Opportunistic politics or merely the time-honoured twisting and turning of the snake that is the political economy of Australian immigration?
The Covid-19 virus has put a dramatic halt to Australian immigrant arrivals. Kristina Keneally, Labor’s home affairs frontbencher, has called for a substancial cut to future Australian temporary immigration intakes: “We must make sure that Australians get a fair go and a first go at jobs.”
The snake in question is the boa constrictor, appropriately perhaps an immigrant species to Australia. Searching for a metaphor for Australian immigration, the late Charles Price, great demographer and migration scholar, compared the Australian appetite for immigration to the feeding patterns of a boa constrictor: during periods of economic boom Australia took in huge gulps (intakes) of immigrants only to cut back dramatically during periods of economic downturn.
Australia introduced the postwar immigration program because it was “populate or perish”. With the US, Canada and New Zealand, Australia had become a settler immigration country: immigrants and their immediate and extended families were sought not only to fill the labour shortages but also to contribute to long-term nation building.
Immigration numbers gradually increased during the first postwar long boom, rising to a record of 185,099 in 1969-70. After the first global economic crisis of 1974-75, it was cut to 52,752, the lowest annual intake on record. As the economy recovered so too did immigration intakes, only to fall again with the onset of the second global postwar recession in 1982-3. Numbers increased again under the Hawke government, only to be interrupted by the 1991-92 recession: net immigration intakes of 78,300 in 1991-92 fell to 48,400 the year after. It took many years for immigration numbers to recover.

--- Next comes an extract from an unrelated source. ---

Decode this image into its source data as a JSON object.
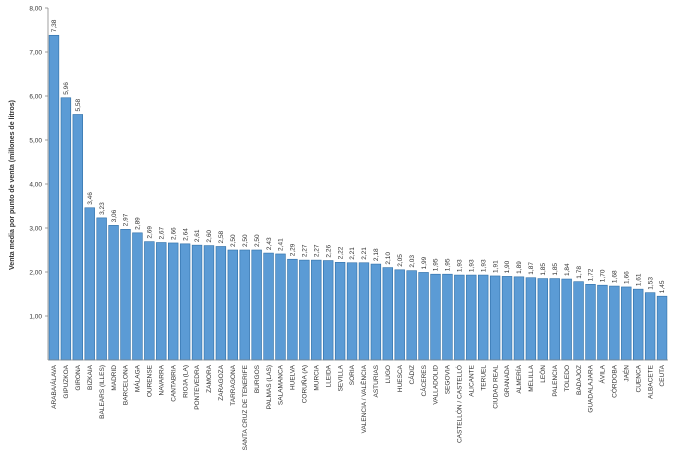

Australian immigration has always been controversial, perhaps because only Switzerland and Luxembourg among OECD countries have a higher relative immigrant population. The controversy has centred on the numbers arriving annually and their composition. The first immigration policy in the colony of NSW in the 1860s was to restrict Chinese immigration.

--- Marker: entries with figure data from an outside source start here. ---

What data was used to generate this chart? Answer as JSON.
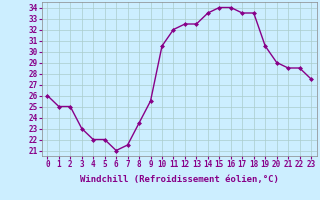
{
  "x": [
    0,
    1,
    2,
    3,
    4,
    5,
    6,
    7,
    8,
    9,
    10,
    11,
    12,
    13,
    14,
    15,
    16,
    17,
    18,
    19,
    20,
    21,
    22,
    23
  ],
  "y": [
    26,
    25,
    25,
    23,
    22,
    22,
    21,
    21.5,
    23.5,
    25.5,
    30.5,
    32,
    32.5,
    32.5,
    33.5,
    34,
    34,
    33.5,
    33.5,
    30.5,
    29,
    28.5,
    28.5,
    27.5
  ],
  "line_color": "#880088",
  "marker": "D",
  "marker_size": 2.0,
  "bg_color": "#cceeff",
  "grid_color": "#aacccc",
  "xlabel": "Windchill (Refroidissement éolien,°C)",
  "xlabel_fontsize": 6.5,
  "ylabel_ticks": [
    21,
    22,
    23,
    24,
    25,
    26,
    27,
    28,
    29,
    30,
    31,
    32,
    33,
    34
  ],
  "ylim": [
    20.5,
    34.5
  ],
  "xlim": [
    -0.5,
    23.5
  ],
  "xtick_labels": [
    "0",
    "1",
    "2",
    "3",
    "4",
    "5",
    "6",
    "7",
    "8",
    "9",
    "10",
    "11",
    "12",
    "13",
    "14",
    "15",
    "16",
    "17",
    "18",
    "19",
    "20",
    "21",
    "22",
    "23"
  ],
  "tick_fontsize": 5.5,
  "line_width": 1.0
}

At federation, the white Australia policy was the common denominator, the glue that united the new nation. After each recession, a new national immigration debate emerged. Shortly after the 1982-3 recession, the historian Geoffrey Blainey launched the first shots of what became known as the Asian immigration debate. After the early 1990s recession, Pauline Hanson mark 1 emerged with another promise to end Asian migration. The key message here: immigrants take our jobs while Asians (or Muslims in One Nation mark 11) are not desirable migrants. Until the Howard government immigration policy had been bipartisan. At the 2001 federal election, Howard successfully played the race card after his government said asylum seekers – boat people – had threatened to throw their children overboard . More than a decade
later Tony Abbot mimicked his mentor by promising to stop the boats if elected. He was and he did, with Scott Morrison his hitman on boat arrivals.
In the recent federal and NSW state elections, immigration policy was again put in play by the conservatives. The NSW premier, Gladys Berejiklian, promised to cut the immigration to NSW in half if elected, despite having no powers to do so. When Morrison went to the polls, he announced loudly that he would cut immigration to 160,000 per annum, even though it was already only slightly higher than that. Morrison did not publicise the fact that his government had increased refugee intakes to the highest historical level. The antiimmigration rhetoric was precious even if it did not match the facts.

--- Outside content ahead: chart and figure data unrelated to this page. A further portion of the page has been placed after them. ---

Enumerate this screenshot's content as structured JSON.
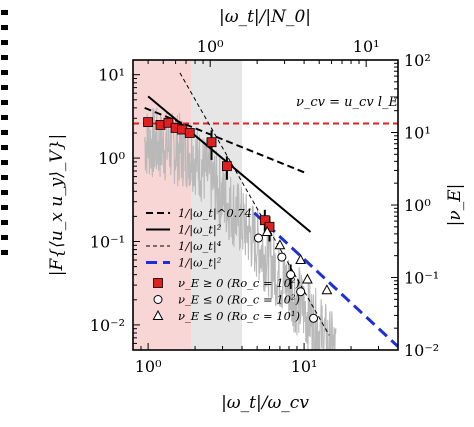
{
  "chart_data": {
    "type": "scatter",
    "title": "",
    "xlabel": "|ω_t|/ω_cv",
    "ylabel_left": "|F{⟨u_x u_y⟩_V}|",
    "ylabel_right": "|ν_E|",
    "xlabel_top": "|ω_t|/|N_0|",
    "x_scale": "log",
    "y_scale": "log",
    "xlim": [
      0.8,
      40
    ],
    "ylim_left": [
      0.005,
      15
    ],
    "ylim_right": [
      0.01,
      100
    ],
    "top_axis_ratio": 0.4,
    "x_ticks": [
      {
        "value": 1,
        "label": "10⁰"
      },
      {
        "value": 10,
        "label": "10¹"
      }
    ],
    "x_ticks_top": [
      {
        "value": 1,
        "label": "10⁰"
      },
      {
        "value": 10,
        "label": "10¹"
      }
    ],
    "y_ticks_left": [
      {
        "value": 0.01,
        "label": "10⁻²"
      },
      {
        "value": 0.1,
        "label": "10⁻¹"
      },
      {
        "value": 1,
        "label": "10⁰"
      },
      {
        "value": 10,
        "label": "10¹"
      }
    ],
    "y_ticks_right": [
      {
        "value": 0.01,
        "label": "10⁻²"
      },
      {
        "value": 0.1,
        "label": "10⁻¹"
      },
      {
        "value": 1,
        "label": "10⁰"
      },
      {
        "value": 10,
        "label": "10¹"
      },
      {
        "value": 100,
        "label": "10²"
      }
    ],
    "shaded_regions": [
      {
        "x_range": [
          0.8,
          1.9
        ],
        "color": "#f9d6d6"
      },
      {
        "x_range": [
          1.9,
          4.0
        ],
        "color": "#e6e6e6"
      }
    ],
    "reference_lines": [
      {
        "label": "1/|ω_t|^0.74",
        "style": "dashed",
        "color": "#000000",
        "points": [
          [
            0.95,
            4.0
          ],
          [
            10.5,
            0.65
          ]
        ]
      },
      {
        "label": "1/|ω_t|²",
        "style": "solid",
        "color": "#000000",
        "points": [
          [
            1.0,
            5.5
          ],
          [
            11.0,
            0.13
          ]
        ]
      },
      {
        "label": "1/|ω_t|⁴",
        "style": "thin-dashed",
        "color": "#000000",
        "points": [
          [
            1.6,
            10.5
          ],
          [
            14.5,
            0.0075
          ]
        ]
      },
      {
        "label": "1/|ω_t|²",
        "style": "blue-dashed",
        "color": "#1f2fd6",
        "points": [
          [
            4.8,
            0.22
          ],
          [
            40,
            0.0055
          ]
        ]
      }
    ],
    "horizontal_line": {
      "y": 2.6,
      "color": "#e02020",
      "style": "dashed",
      "label": "ν_cv = u_cv l_E"
    },
    "series": [
      {
        "name": "ν_E ≥ 0 (Ro_c = 10²)",
        "marker": "square",
        "color": "#e02020",
        "points": [
          {
            "x": 1.0,
            "y": 2.7,
            "err": 0
          },
          {
            "x": 1.2,
            "y": 2.5,
            "err": 0
          },
          {
            "x": 1.35,
            "y": 2.65,
            "err": 0
          },
          {
            "x": 1.5,
            "y": 2.3,
            "err": 0
          },
          {
            "x": 1.65,
            "y": 2.2,
            "err": 0
          },
          {
            "x": 1.85,
            "y": 2.0,
            "err": 0
          },
          {
            "x": 2.55,
            "y": 1.55,
            "err": 0.6
          },
          {
            "x": 3.2,
            "y": 0.8,
            "err": 0.25
          },
          {
            "x": 5.6,
            "y": 0.18,
            "err": 0.06
          },
          {
            "x": 6.0,
            "y": 0.15,
            "err": 0.05
          }
        ]
      },
      {
        "name": "ν_E ≤ 0 (Ro_c = 10²)",
        "marker": "circle",
        "color": "#ffffff",
        "points": [
          {
            "x": 5.1,
            "y": 0.11,
            "err": 0
          },
          {
            "x": 7.2,
            "y": 0.065,
            "err": 0
          },
          {
            "x": 8.2,
            "y": 0.04,
            "err": 0.013
          },
          {
            "x": 9.5,
            "y": 0.025,
            "err": 0
          },
          {
            "x": 11.5,
            "y": 0.012,
            "err": 0
          }
        ]
      },
      {
        "name": "ν_E ≤ 0 (Ro_c = 10¹)",
        "marker": "triangle",
        "color": "#ffffff",
        "points": [
          {
            "x": 5.8,
            "y": 0.13,
            "err": 0
          },
          {
            "x": 7.0,
            "y": 0.09,
            "err": 0
          },
          {
            "x": 9.5,
            "y": 0.06,
            "err": 0
          },
          {
            "x": 10.5,
            "y": 0.035,
            "err": 0
          },
          {
            "x": 14.0,
            "y": 0.026,
            "err": 0
          }
        ]
      }
    ],
    "legend_placement": "bottom-left",
    "grid": false
  }
}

So, what do we make of Keneally’s stance? Is this a sign that Labor will now take the frontrunning on the politicisation of the immigration issue? Will it develop an anti-immigration politics on the argument that immigrants take our jobs? After all, Labor has skin in the immigration game: Keating introduced mandatory detention for boat people while Rudd promised they would never settle in Australia.
Keneally is right to be concerned about the size of the temporary migration intake. Today temporary migrant intakes outnumber permanent arrivals by three to one, with 2.1 million temporary migrants currently living in Australia. Australia has discarded the settler immigration model to adopt a guest-settler immigration model. The hyphen indicates a bridge or pathway between the two: many permanent immigrants have previously been on temporary visas, with an average of three and a half temporary visas, according to the Productivity Commission. This is what prevents the argument that Australia has abandoned
settler migration altogether.
Immigrants do not take Australian jobs: they create jobs for others. This is evident in relation to international students and working holidaymakers: their absence has created a crisis for the Australian tertiary education and agricultural industries. They cannot be replaced.
Australia has a geographically immobile labour market: the unemployed do not travel out of the cities for seasonal agricultural jobs, while local students do not inject the cash of international students. The last thing that the Australian economy needs now – after the Covid shock – is to wreak havoc on the prospects for economic recovery by impeding the economic stimulus that immigration brings.